A Canadian soldier shot at the National War Memorial in Ottawa has died. Ottawa Police said the member of the Canadian Forces "succumbed to injuries" following a series of shooting incidents in the city this morning.
One male suspect has also died, police added, describing the incident as an "ongoing" operation with no-one currently in custody.
It was not clear how many people were behind the attack, with reports that one gunman had been shot dead by police. People inside the parliament building scrambled down scaffolding to escape, witnesses said, while other areas were in lockdown.
The shootings come two days after a recent convert to Islam killed one Canadian soldier and injured another in a hit-and-run incident before being gunned down by police. The soldier wounded in today's incident was taken away in an ambulance but his condition was not known.
Alain Merizier, a waiter in the parliament dining room, said he was on his way to work when he saw a gunman run from a car towards the parliament. "I saw a car suddenly stop," he told the BBC. "There was only one man in the car. He went out of the left side.

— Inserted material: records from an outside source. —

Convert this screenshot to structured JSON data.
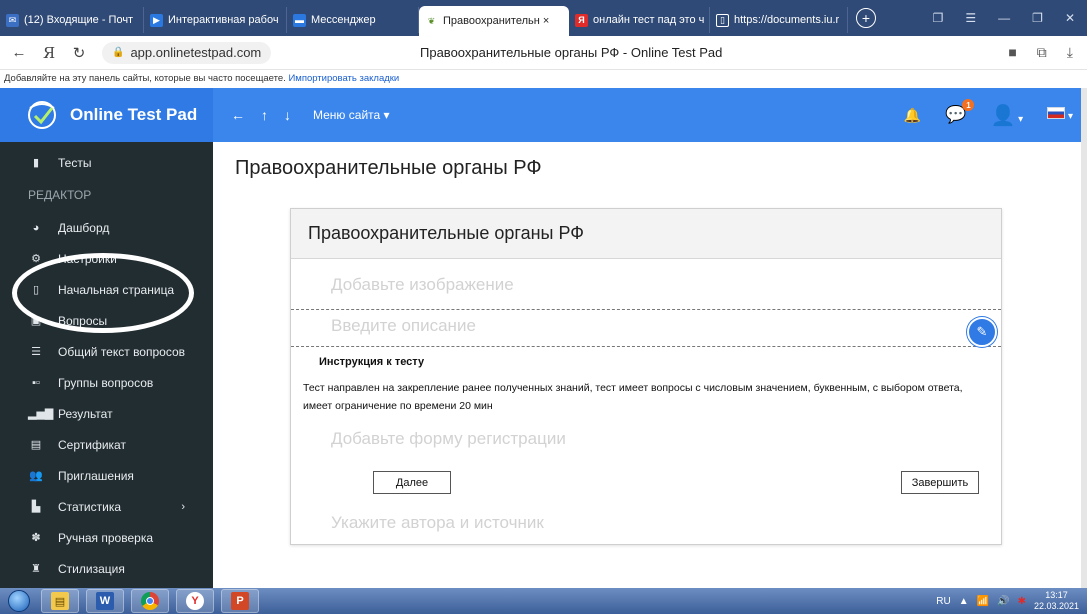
{
  "browser": {
    "tabs": [
      {
        "label": "(12) Входящие - Почт",
        "icon": "mail-icon",
        "color": "#3b6fc4"
      },
      {
        "label": "Интерактивная рабоч",
        "icon": "presentation-icon",
        "color": "#2b79e0"
      },
      {
        "label": "Мессенджер",
        "icon": "messenger-icon",
        "color": "#2b79e0"
      },
      {
        "label": "Правоохранительн ×",
        "icon": "onlinetestpad-icon",
        "color": "#ffffff",
        "active": true
      },
      {
        "label": "онлайн тест пад это ч",
        "icon": "yandex-icon",
        "color": "#e02b2b"
      },
      {
        "label": "https://documents.iu.r",
        "icon": "document-icon",
        "color": "#ffffff"
      }
    ],
    "url": "app.onlinetestpad.com",
    "page_title": "Правоохранительные органы РФ - Online Test Pad",
    "bookmarks_text": "Добавляйте на эту панель сайты, которые вы часто посещаете.",
    "bookmarks_link": "Импортировать закладки"
  },
  "site": {
    "logo_text": "Online Test Pad",
    "menu_label": "Меню сайта",
    "notification_count": "1",
    "brand_color": "#3a86ec"
  },
  "sidebar": {
    "items": [
      {
        "label": "Тесты",
        "icon": "test-icon"
      },
      {
        "label": "РЕДАКТОР",
        "section": true
      },
      {
        "label": "Дашборд",
        "icon": "dashboard-icon"
      },
      {
        "label": "Настройки",
        "icon": "gear-icon"
      },
      {
        "label": "Начальная страница",
        "icon": "page-icon",
        "highlight": true
      },
      {
        "label": "Вопросы",
        "icon": "question-icon"
      },
      {
        "label": "Общий текст вопросов",
        "icon": "text-icon"
      },
      {
        "label": "Группы вопросов",
        "icon": "groups-icon"
      },
      {
        "label": "Результат",
        "icon": "result-icon"
      },
      {
        "label": "Сертификат",
        "icon": "certificate-icon"
      },
      {
        "label": "Приглашения",
        "icon": "invite-icon"
      },
      {
        "label": "Статистика",
        "icon": "stats-icon",
        "arrow": true
      },
      {
        "label": "Ручная проверка",
        "icon": "check-icon"
      },
      {
        "label": "Стилизация",
        "icon": "style-icon"
      }
    ]
  },
  "main": {
    "title": "Правоохранительные органы РФ",
    "card_title": "Правоохранительные органы РФ",
    "add_image": "Добавьте изображение",
    "description_placeholder": "Введите описание",
    "instruction_title": "Инструкция к тесту",
    "instruction_text": "Тест направлен на закрепление ранее полученных знаний, тест имеет вопросы с числовым значением, буквенным, с выбором ответа, имеет ограничение по времени 20 мин",
    "add_registration": "Добавьте форму регистрации",
    "next_button": "Далее",
    "finish_button": "Завершить",
    "author_placeholder": "Укажите автора и источник"
  },
  "taskbar": {
    "apps": [
      "explorer-icon",
      "word-icon",
      "chrome-icon",
      "yandex-browser-icon",
      "powerpoint-icon"
    ],
    "lang": "RU",
    "time": "13:17",
    "date": "22.03.2021"
  }
}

"He had a long gun and he ran away to the front and went inside the parliament. I heard one shot. I saw an officer running after him." Mr Merizier said the man had long dark hair and a small beard. He said: "I was astonished more than frightened. I said 'What happened?' You don't have time to be afraid, you are just surprised."
Vancouver South MP Wai Young said it had been "a difficult day". She said: "I am absolutely stunned because here in Canada we pride ourselves on being open, democratic and welcoming. To have this type of random terrorist attack happen in one of the safest places in Canada is quite shocking."
Royal Canadian Mounted Police asked people not to post videos or photos of the "ongoing incident" to ensure the safety of emergency services and the public. A photograph of chairs piled up against a door as a barricade was being heavily circulated on Twitter, apparently taken inside the meeting room in the parliament building where MPs earlier held their talks.
Mr Harper was due to meet Nobel Peace Prize winner Malala Yousafzai at an event in Toronto this evening but has cancelled following the shootings. Calum Jeffray, a research analyst at the Royal United Services Institute (RUSI), said the incident "mirrored" what happened in Quebec, where two soldiers were run over - one of them fatally - by a jihadi sympathiser.
Mr Jeffray told the BBC: "It does, if the reports are correct, seem to be some sort of co-ordinated attack. Again, the timing I think is significant - it has taken place just a few days after a separate incident in another part of the country. That is the bit that has suddenly taken a lot of people by surprise - we have seen multiple attacks within such a short timeframe."
The Princess Royal is due to visit Ottawa's National War Memorial next month. Anne is due to attend the monument's Remembrance Day service as part of a two-day tour of the area.
Ottawa mayor Jim Watson said he was "shocked and saddened" by today's events. "Ottawa police services are engaged with other law enforcement agencies at this time in pursuit of the criminal or criminals who have carried out this vicious and unwarranted attack," he said in a statement.
Ottawa Police chief Charles Bordeleau told a press conference that emergency services received a number of calls at 9.52am.
He confirmed the incident inside Parliament Hill occurred after the shooting of the soldier.
"All available resources have been deployed," he added. "Our priority is the safety and security of our community. This is an ongoing operation and we are asking members of the public to stay away from the downtown core."
He said police want to talk to witnesses of the shootings.
Mr Bordeleau would not confirm whether a second suspect was still at large. "We're in the process of clearing and security Parliament Hill," he said, adding that members of the public should remain "vigilant". Police added that the attack came as a "surprise", with the area currently considered a "medium" threat level.